The facts recalled in this chapter must not be forgotten if we wish fully to comprehend the various roles of the people during revolution. Its action is considerable, but very unlike that imagined by the legends whose repetition alone constitutes their vitality.

BOOK II

THE FORMS OF MENTALITY PREVALENT DURING REVOLUTION
CHAPTER I
INDIVIDUAL VARIATIONS OF CHARACTER IN TIME OF REVOLUTION

1. Transformations of Personality.

I have dwelt at length elsewhere upon a certain theory of character, without which it is absolutely impossible to understand divers transformations or inconsistencies of conduct which occur at certain moments, notably in time of revolution. Here are the principal points of this theory:

Every individual possesses, besides his habitual mentality, which, when the environment does not alter, is almost constant, various possibilities of character which may be evoked by passing events.

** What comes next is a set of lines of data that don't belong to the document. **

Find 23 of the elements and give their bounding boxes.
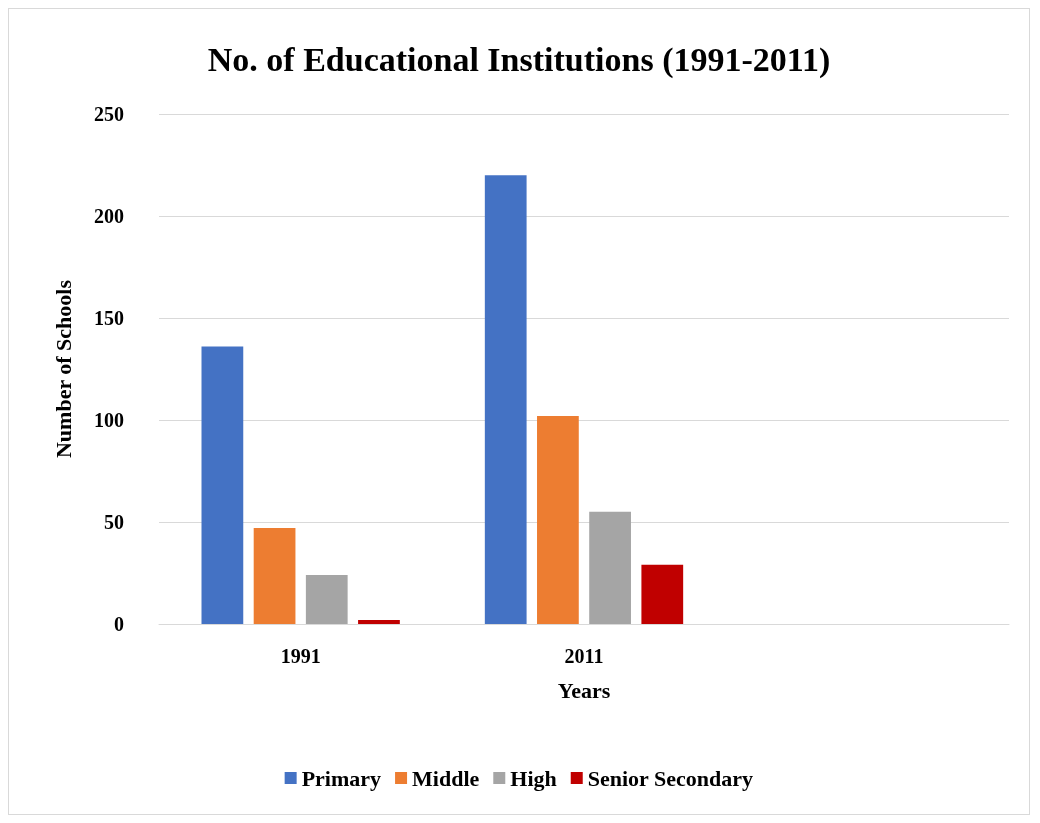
y-tick-label: 50 [104,511,124,533]
x-tick-label: 1991 [280,645,321,667]
bar [537,415,579,624]
bar [589,511,631,624]
x-axis-title: Years [557,677,611,703]
bar [358,619,400,624]
legend-label: Primary [301,765,382,791]
bar [253,528,296,624]
chart-title: No. of Educational Institutions (1991-2011) [207,40,831,79]
bar [305,575,348,624]
y-axis-title: Number of Schools [50,279,76,459]
y-tick-label: 250 [94,103,124,125]
bar [201,346,244,624]
y-tick-label: 0 [114,613,124,635]
y-tick-label: 150 [94,307,124,329]
bar [484,175,527,624]
x-tick-label: 2011 [564,645,604,667]
y-tick-label: 200 [94,205,124,227]
legend-label: High [510,765,557,791]
legend-label: Middle [412,765,480,791]
bar [641,564,684,624]
y-tick-label: 100 [94,409,124,431]
legend-label: Senior Secondary [587,765,753,791]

The people who surround us are the creatures of certain circumstances, but not of all circumstances. Our ego consists of the association of innumerable cellular egos, the residues of ancestral personalities. By their combination they form an equilibrium which is fairly permanent when the social environment does not vary. As soon as this environment is considerably modified, as in time of insurrection, this equilibrium is broken, and the dissociated elements constitute, by a fresh aggregation, a new personality, which is manifested by ideas, feelings, and actions very different from those formerly observed in the same individual. Thus it is that during the Terror we see honest bourgeois and peaceful magistrates who were noted for their kindness turned into bloodthirsty fanatics.

Under the influence of environment the old personality may therefore give place to one entirely new. For this reason the actors in great religious and political crises often seem of a different essence to ourselves; yet they do not differ from us; the repetition of the same events would bring back the same men.